Über die Präsidentschaftswahlen in Guinea

Zu viele Verlierer

Die Präsidentschaftswahl in Guinea wurde von internationalen Beobachtern als akzeptabel beurteilt. Doch viele Kandidaten sprechen von Wahlbetrug.

Jeder Wähler fragt sich, ob ein Kandidat seine Wahlversprechen hält, nachdem er sein Amt angetreten hat. In Guinea aber ist die derzeit wichtigere Frage, was die 23 Wahlverlierer tun werden. Denn noch ist unklar, ob alle Kandidaten der Präsi­dentschaftswahl in der westafrikanischen Republik die Ergebnisse anerkennen werden.
Die Präsidentschaftswahl wird von vielen Beobachtern als historisch entscheidendes Ereignis charakterisiert. Doch bereits nach dem ersten Wahlgang am vorvergangenen Samstag, dem am 18. Juli eine Stichwahl folgen wird, erhoben bislang 17 Kandidaten Betrugsvorwürfe. Werden die Ergebnisse nicht anerkannt, könnte das zu Konflikten zwischen den Bevölkerungsgruppen des Landes führen.
Gewisse Spannungen waren bereits in den Tagen nach dem ersten Wahlgang spürbar. Am Montag wurden Demonstrationen, auf denen der behauptete Wahlbetrug angeprangert werden sollte, verboten. Als sich in der Haupstadt Conakry dennoch etwa 3 000 Protestierende versammelten, setzte die Polizei Tränengas ein. In der Woche vor der Wahl starben nach Angaben der Parteien vier Menschen, als es in Coyah, 50 Kilometer westlich von Conakry, zu Zusammenstößen zwischen Anhängern der Kandidaten und des früheren Premierministers Cellou Dalein Diallo und Sidya Touré kam.
Die internationalen Wahlbeobachter, darunter die von dem Deutschen Alexander Graf Lambsdorff geleitete Mission der EU, die der Westafrikanischen Wirtschaftsgemeinschaft (Cédéao) sowie die der Internationalen Organisation französischsprachiger Staaten (OIF), bezeichneten die erste Wahlrunde mit einer Beteiligung von 77 Prozent als »akzeptabel« und »weitgehend sauber«. Ihnen widersprach jedoch die guineische Unabhängige Wahlkommission CENI. Deren Leiter, Ben Sékou Sylla, sprach am Mittwoch vergangener Woche von »vielen Unregelmäßigkeiten«. Sogar der Gewinner ist unzufrieden. Zu den ersten, die Betrugsvorwürfe erhoben, gehörte die Partei des von vornherein als einer der aussichtsreichsten Bewerber gehandelten Cellou Dalein Diallo, die Union der demokratischen Kräfte Guineas (UDFG). So seien in Matam, einem Stadtteil der Hauptstadt, Urnen verschwunden und kurz darauf wieder aufgetaucht. Andere Kandidaten und ihre Anhänger sprechen von Urnen, die mit 24 Stunden Verspätung bei den Kontrollstellen abgeliefert worden seien, von missbräuchlich ausgestellten Stimmvollmachten und gefälschten Wahlscheinen. Unklar ist, ob es sich um gezielte Betrugsversuche handelte oder die Unregelmäßigkeiten auf organisatorisches Chaos zurückzuführen sind.

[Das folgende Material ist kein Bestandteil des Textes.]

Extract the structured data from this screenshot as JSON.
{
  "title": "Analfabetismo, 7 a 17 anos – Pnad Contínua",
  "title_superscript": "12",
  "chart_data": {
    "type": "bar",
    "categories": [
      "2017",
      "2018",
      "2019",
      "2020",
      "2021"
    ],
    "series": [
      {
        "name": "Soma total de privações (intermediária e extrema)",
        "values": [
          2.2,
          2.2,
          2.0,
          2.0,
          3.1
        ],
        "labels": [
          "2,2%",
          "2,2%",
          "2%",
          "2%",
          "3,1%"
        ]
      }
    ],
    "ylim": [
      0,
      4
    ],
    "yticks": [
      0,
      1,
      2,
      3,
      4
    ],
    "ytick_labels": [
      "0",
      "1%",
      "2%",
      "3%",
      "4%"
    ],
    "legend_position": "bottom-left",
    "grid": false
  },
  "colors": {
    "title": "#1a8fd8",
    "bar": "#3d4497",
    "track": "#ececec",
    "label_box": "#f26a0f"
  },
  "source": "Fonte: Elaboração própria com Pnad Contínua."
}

Als historisches Ereignis gilt die Präsidentschaftswahl in Guinea, weil zum ersten Mal demokratisch und, allem Anschein nach, unter halbwegs fairen Bedingungen abgestimmt wurde. Guinea wurde als erste frühere Kolonie Frankreichs in Afrika im Oktober 1958 unabhängig. Danach regierte zunächst 26 Jahre lang unumschränkt der antikolonial-stalinistische Diktator Ahmed Sékou Touré. Nach Tourés Tod im Jahr 1984 übernahm General Lansana Conté die Macht. Er bemühte sich um bessere Beziehungen zum Westen und liberalisierte die Wirtschaft, herrschte aber kaum weniger autoritär als sein Vorgänger. Als er im Dezember 2008 starb, übernahm wiederum die Armee die politische Macht.
Doch General Sékouba Konaté, Interimspräsident seit Dezember vergangenen Jahres, versprach, innerhalb von sechs Monaten Wahlen zu organisieren. Anders als sein Vorgänger im Jahr 2009, der machtbesessene junge Offizier Moussa Dadis Camara, hielt Konaté sein Versprechen. Dafür gibt es mehrere Gründe. Konaté diente in den neunziger Jahren als Offizier der westafrikanischen Eingreiftruppe im Bürgerkriegsland Sierra Leone; offenbar erkannte der General, wie gefährlich die Konkurrenz politischer Fraktionen ist, wenn es keine Mechanismen des Interessenausgleichs gibt. Überdies wollte er es sich mit den westlichen Großmächten Frankreich und USA nicht verderben, die beide auf baldige Wahlen drängten, auch wenn China und Libyen als alternative Unterstützer zur Verfügung gestanden hätten. Viele Guineer vermuten jedoch noch ein weiteres Kalkül. Die wirtschaftlichen und sozialen Probleme des Landes sind so groß, dass eine Zivilregierung sie nicht innerhalb von fünf Jahren bewältigen kann. Konaté kann also damit rechnen, dass der gewählte Präsident schnell an Popularität verliert und er selbst als ziviler Kandidat die nächste Wahl gewinnt.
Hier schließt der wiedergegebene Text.